Vous me direz qu’avec de petites lunettes qu’il a chipées à Jean Daniel, Guillebaud n’y voit pas grand-chose. Sauf Dieu, puisque ses bésicles portées sur le bout du nez dégagent le ciel, là où habite le nouveau gourou de Jean-Claude : le petit Jésus. Un bon chrétien voit le bien partout. En tout cas ne voit pas de mal à ce qu’un croyant - un homme comme lui, à Allah prêt- confonde djihadiste et bourreau.

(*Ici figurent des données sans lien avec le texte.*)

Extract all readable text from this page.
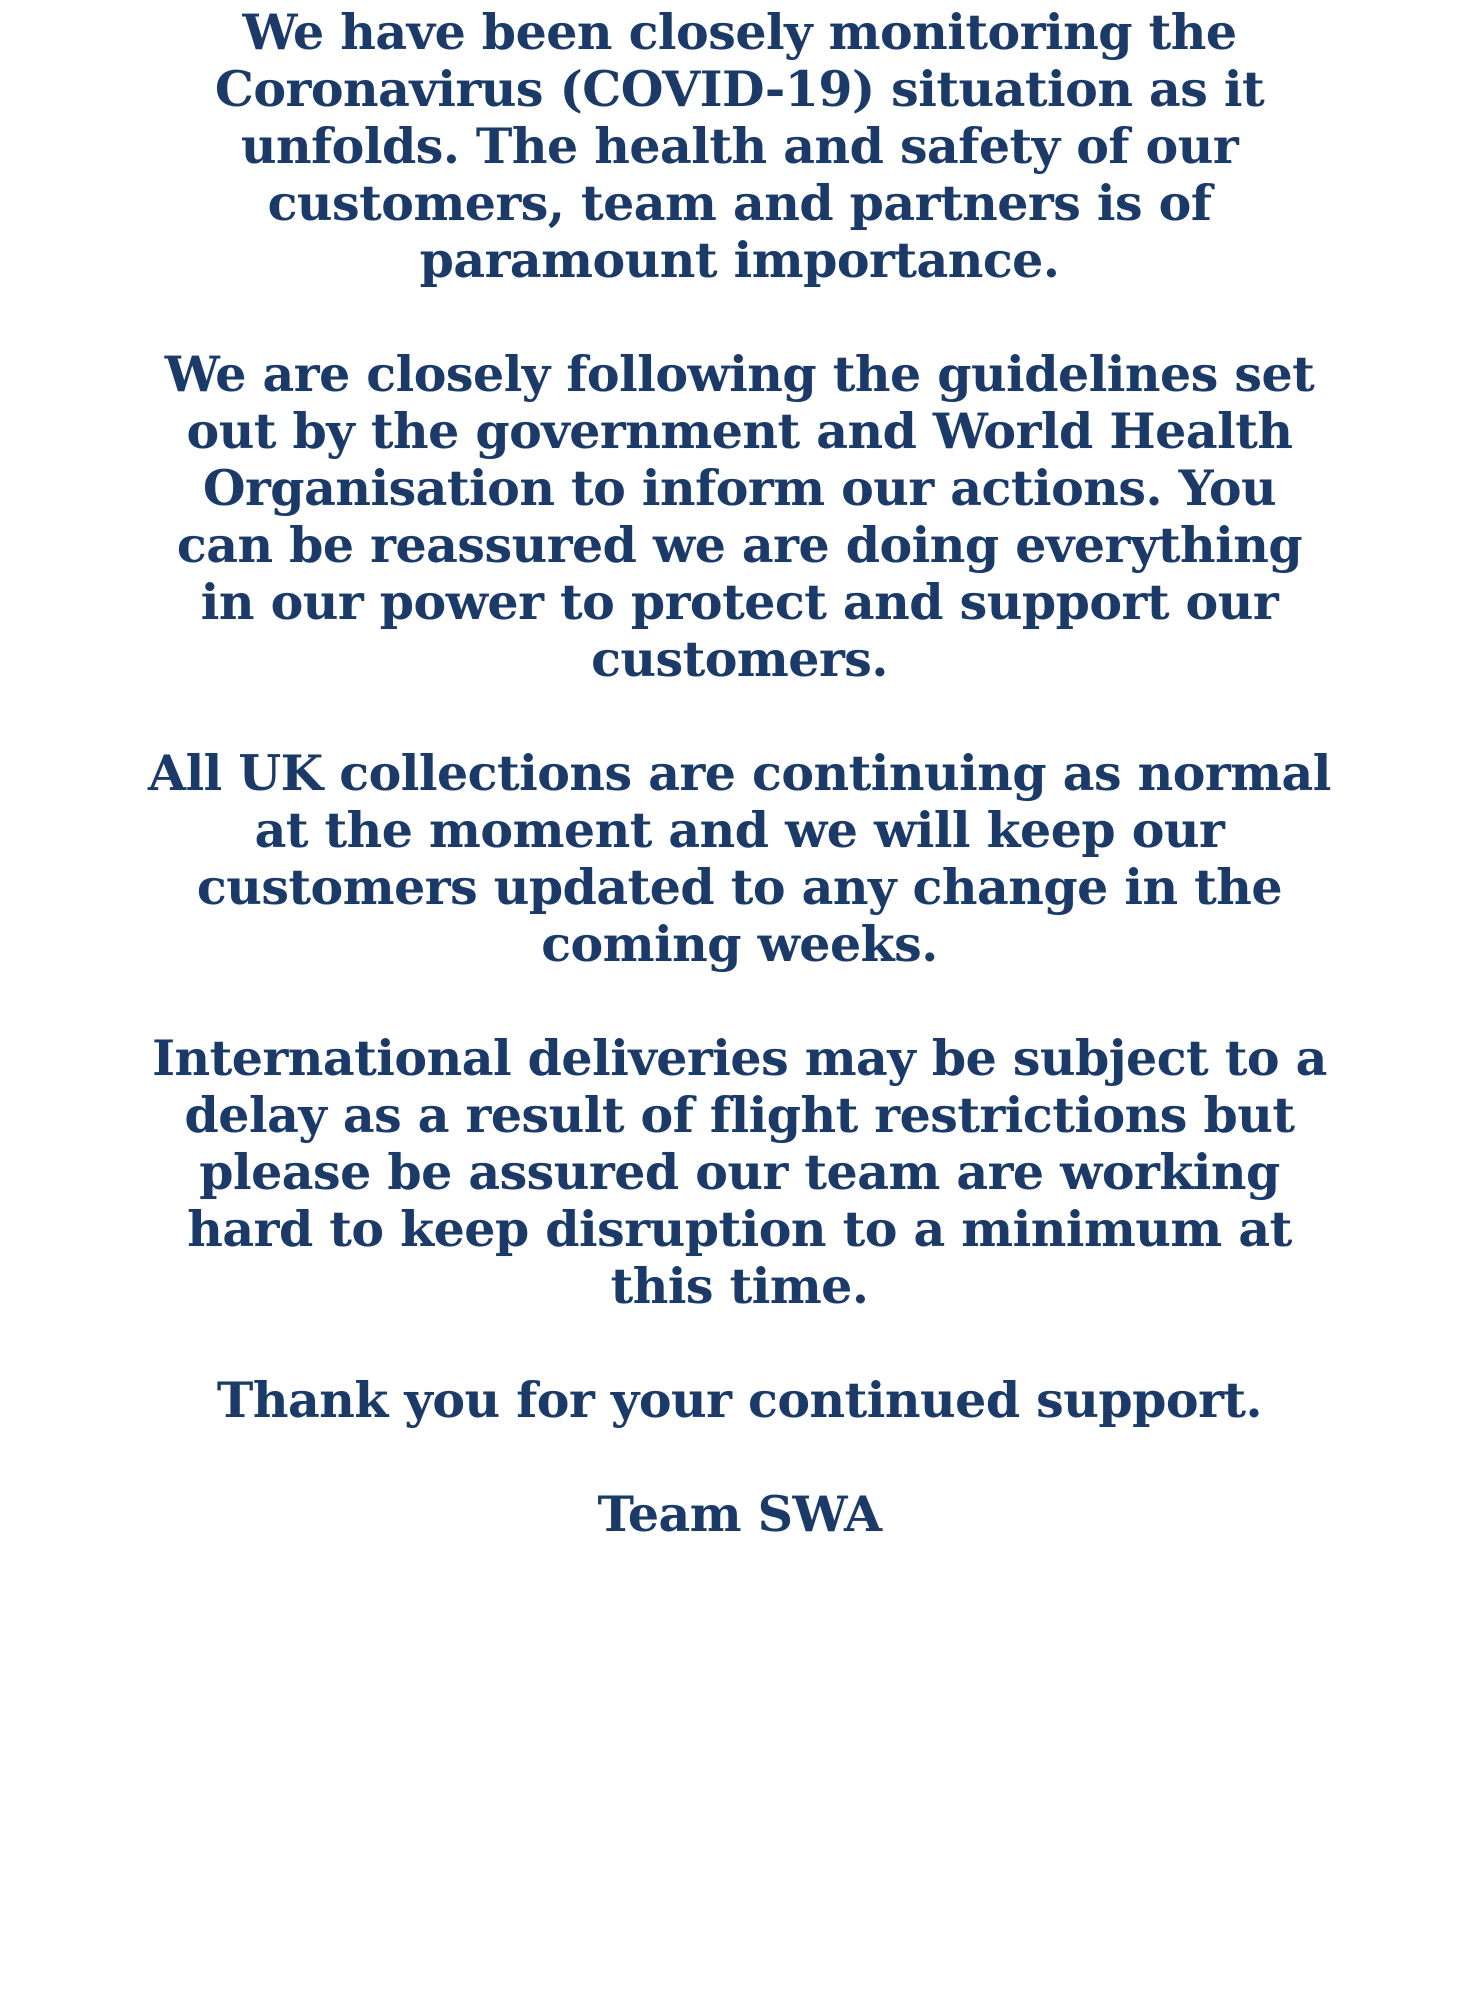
We have been closely monitoring the
Coronavirus (COVID-19) situation as it
unfolds. The health and safety of our
customers, team and partners is of
paramount importance.
We are closely following the guidelines set
out by the government and World Health
Organisation to inform our actions. You
can be reassured we are doing everything
in our power to protect and support our
customers.
All UK collections are continuing as normal
at the moment and we will keep our
customers updated to any change in the
coming weeks.
International deliveries may be subject to a
delay as a result of flight restrictions but
please be assured our team are working
hard to keep disruption to a minimum at
this time.
Thank you for your continued support.
Team SWA
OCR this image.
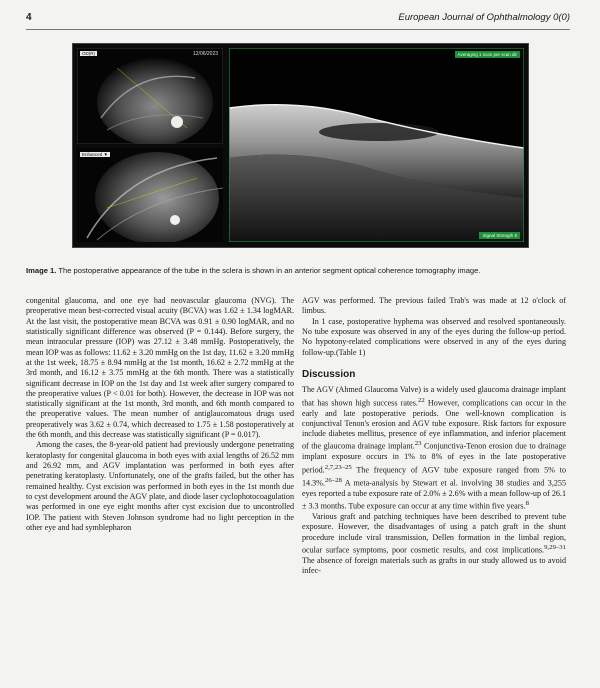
4	European Journal of Ophthalmology 0(0)
OD(R)	12/06/2023
Enhanced ▼
Averaging 1 scan per scan dir
Signal Strength 8
Image 1. The postoperative appearance of the tube in the sclera is shown in an anterior segment optical coherence tomography image.

congenital glaucoma, and one eye had neovascular glaucoma (NVG). The preoperative mean best-corrected visual acuity (BCVA) was 1.62 ± 1.34 logMAR. At the last visit, the postoperative mean BCVA was 0.91 ± 0.90 logMAR, and no statistically significant difference was observed (P = 0.144). Before surgery, the mean intraocular pressure (IOP) was 27.12 ± 3.48 mmHg. Postoperatively, the mean IOP was as follows: 11.62 ± 3.20 mmHg on the 1st day, 11.62 ± 3.20 mmHg at the 1st week, 18.75 ± 8.94 mmHg at the 1st month, 16.62 ± 2.72 mmHg at the 3rd month, and 16.12 ± 3.75 mmHg at the 6th month. There was a statistically significant decrease in IOP on the 1st day and 1st week after surgery compared to the preoperative values (P < 0.01 for both). However, the decrease in IOP was not statistically significant at the 1st month, 3rd month, and 6th month compared to the preoperative values. The mean number of antiglaucomatous drugs used preoperatively was 3.62 ± 0.74, which decreased to 1.75 ± 1.58 postoperatively at the 6th month, and this decrease was statistically significant (P = 0.017).

Among the cases, the 8-year-old patient had previously undergone penetrating keratoplasty for congenital glaucoma in both eyes with axial lengths of 26.52 mm and 26.92 mm, and AGV implantation was performed in both eyes after penetrating keratoplasty. Unfortunately, one of the grafts failed, but the other has remained healthy. Cyst excision was performed in both eyes in the 1st month due to cyst development around the AGV plate, and diode laser cyclophotocoagulation was performed in one eye eight months after cyst excision due to uncontrolled IOP. The patient with Steven Johnson syndrome had no light perception in the other eye and had symblepharon

AGV was performed. The previous failed Trab's was made at 12 o'clock of limbus.

In 1 case, postoperative hyphema was observed and resolved spontaneously. No tube exposure was observed in any of the eyes during the follow-up period. No hypotony-related complications were observed in any of the eyes during follow-up.(Table 1)

Discussion

The AGV (Ahmed Glaucoma Valve) is a widely used glaucoma drainage implant that has shown high success rates.$^{22}$ However, complications can occur in the early and late postoperative periods. One well-known complication is conjunctival Tenon's erosion and AGV tube exposure. Risk factors for exposure include diabetes mellitus, presence of eye inflammation, and inferior placement of the glaucoma drainage implant.$^{23}$ Conjunctiva-Tenon erosion due to drainage implant exposure occurs in 1% to 8% of eyes in the late postoperative period.$^{2,7,23-25}$ The frequency of AGV tube exposure ranged from 5% to 14.3%.$^{26-28}$ A meta-analysis by Stewart et al. involving 38 studies and 3,255 eyes reported a tube exposure rate of 2.0% ± 2.6% with a mean follow-up of 26.1 ± 3.3 months. Tube exposure can occur at any time within five years.$^8$

Various graft and patching techniques have been described to prevent tube exposure. However, the disadvantages of using a patch graft in the shunt procedure include viral transmission, Dellen formation in the limbal region, ocular surface symptoms, poor cosmetic results, and cost implications.$^{9,29-31}$ The absence of foreign materials such as grafts in our study allowed us to avoid infec-
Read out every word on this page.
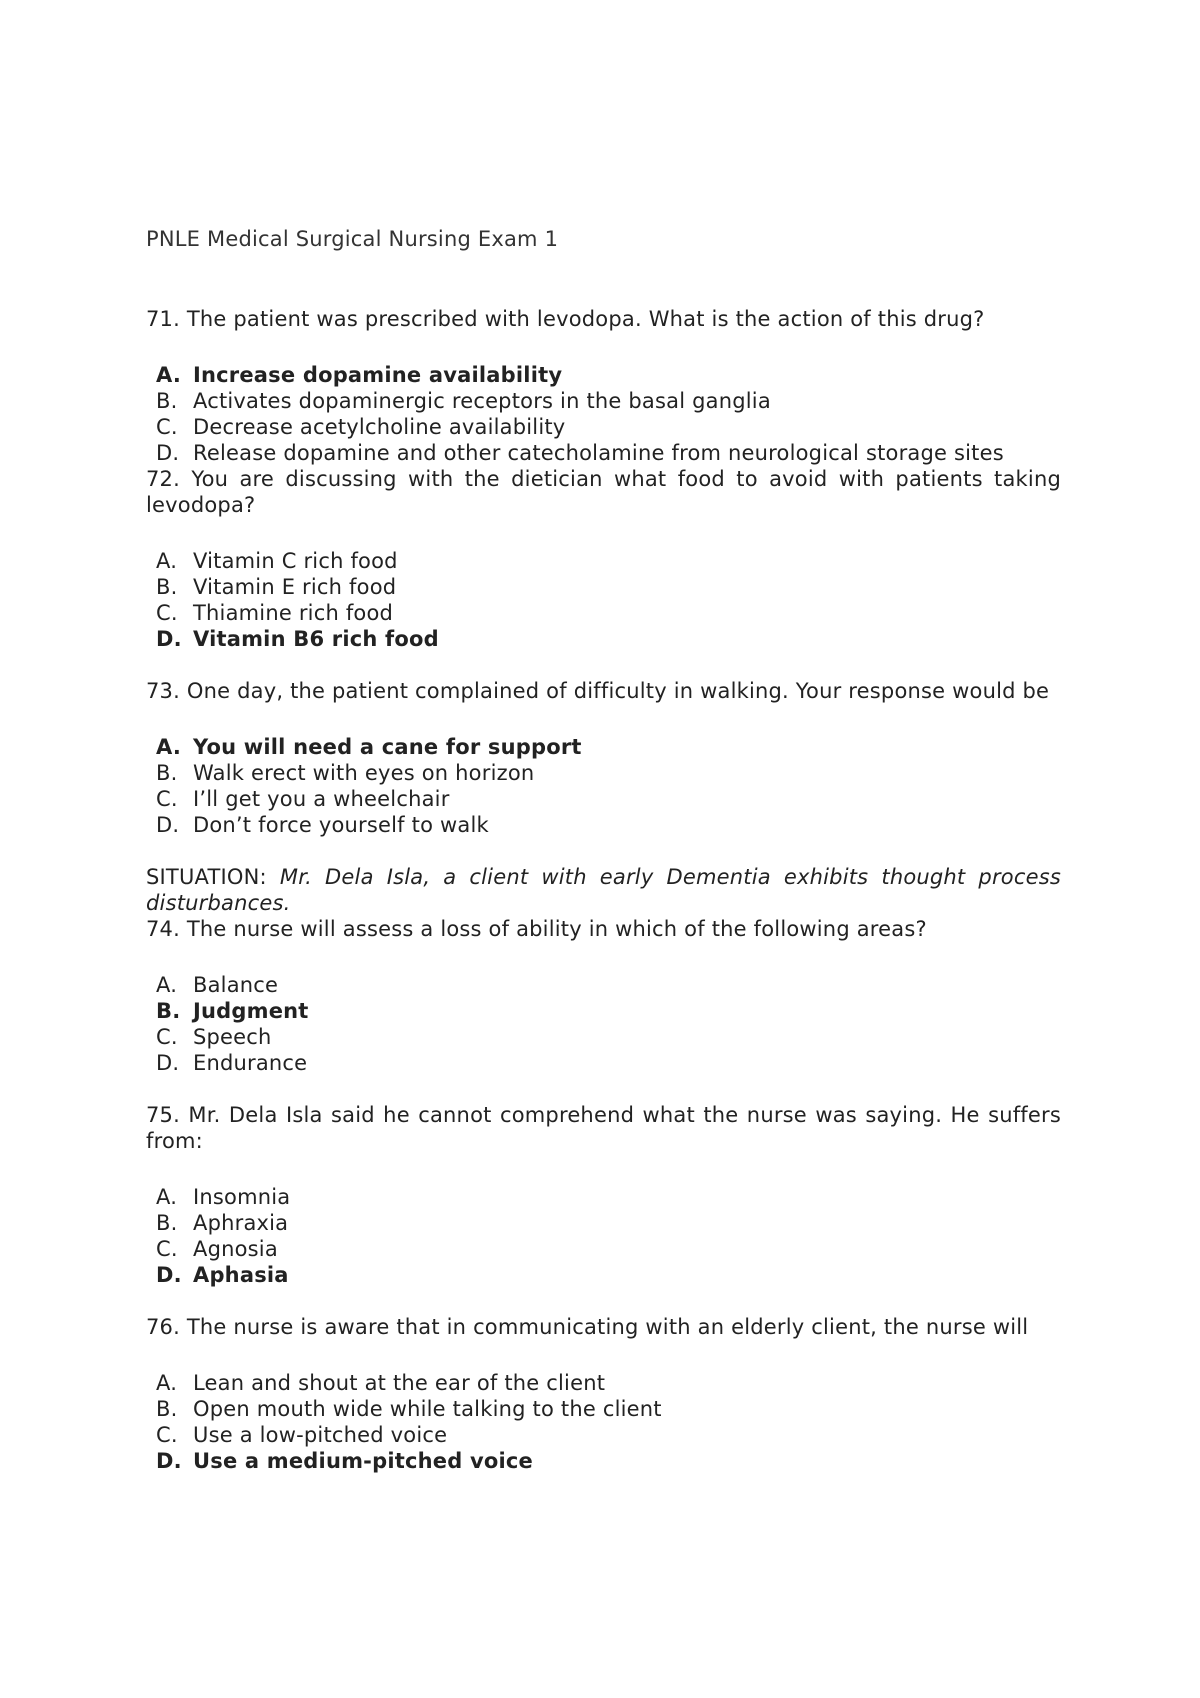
PNLE Medical Surgical Nursing Exam 1

71. The patient was prescribed with levodopa. What is the action of this drug?

A. Increase dopamine availability
B. Activates dopaminergic receptors in the basal ganglia
C. Decrease acetylcholine availability
D. Release dopamine and other catecholamine from neurological storage sites

72. You are discussing with the dietician what food to avoid with patients taking levodopa?

A. Vitamin C rich food
B. Vitamin E rich food
C. Thiamine rich food
D. Vitamin B6 rich food

73. One day, the patient complained of difficulty in walking. Your response would be

A. You will need a cane for support
B. Walk erect with eyes on horizon
C. I’ll get you a wheelchair
D. Don’t force yourself to walk

SITUATION: Mr. Dela Isla, a client with early Dementia exhibits thought process disturbances.

74. The nurse will assess a loss of ability in which of the following areas?

A. Balance
B. Judgment
C. Speech
D. Endurance

75. Mr. Dela Isla said he cannot comprehend what the nurse was saying. He suffers from:

A. Insomnia
B. Aphraxia
C. Agnosia
D. Aphasia

76. The nurse is aware that in communicating with an elderly client, the nurse will

A. Lean and shout at the ear of the client
B. Open mouth wide while talking to the client
C. Use a low-pitched voice
D. Use a medium-pitched voice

Notre confrère Bilal Abdul Karim, citoyen du pays de la CIA, a des qualités à faire valoir. Ce prix Bayeux, qui lui a été décerné, il le partage avec une blonde, une star de CNN qui, sous la discrétion d’une burka, a pénétré dans Alep alors que Karim la filmait. A ce propos, il me vient une pensée impie : c’est étrange, alors qu’une guerre et un front ont deux faces, que notre RSF, notre Guillebaud n’aient pas songé à primer aussi un reporter travaillant du mauvais côté... L’objectif était sans doute bouché.
Stop au glissement, revenons à Karim, le récipiendaire. Ce lauréat est comme Hollywood l’imagine : barbu, fourbu, poussiéreux et enfiévré. Lui aussi a le journalisme dans la peau, le rapporter-vrai.
En arriver là a été pour lui une longue ascèse. Acteur raté à New York, puis imam réussi. Il file au Soudan pays où l’islamiste modéré se prosterne à chaque coin de rues. Tafsïr ! Vous avez dit tafsïr ? Karem se crache dans les mains à l’étude du Coran. Assez pour devenir un petit savant et travailler pour une chaîne de télé salafiste saoudienne. Après un peu de catéchisme en Tchéchénie... le voilà assez saint pour devenir journaliste accrédité par Al Qaida en Syrie.
Le pauvre Guillebaud, qui n’a pas fait tout cela ne peut pas, lui pourtant immense « correspondant de guerre », prétendre à couvrir la guerre en Syrie avec le talent et l’objectivité de Karim. Dommage.
Pour ne pas finir sur un requiem, celui de la presse française, alors qu’un Bolloré suffit à tordre le cou à « i-TV », une chaîne d’infos en continue », signalons l’exemple de notre frère Karim. A lui seul il est blogueur, cinéaste, écrivain et photographe. Et si cela ne suffit pas, ses notes de frais et son salaire sont ridicules. Voilà un nouveau journaliste idéal pour les financiers qui président à la survie de la presse. En attendant la saison des chrysanthèmes.
Jacques-Marie BOURGET
https://off-guardian.org/2016/11/08/reporters-without-borders-awards-2016s-press-freedom-award-to-jihadi-partisan-in-syria/
Cet article est publié dans le mensuel AFRIQUE ASIE de décembre.
NOTE (1) du GS : Jean-Claude Guillebaud, cité par l’auteur, a été membre de la French American Foudation. Pour en savoir plus sur cette officine, voir : https://legrandsoir.info/les-socialistes-americains.html . On y découvre entre autres que la French American Foudation eut pour patron John Negroponte peu avant qu’il dirige tous les services secrets états-uniens, dont la CIA.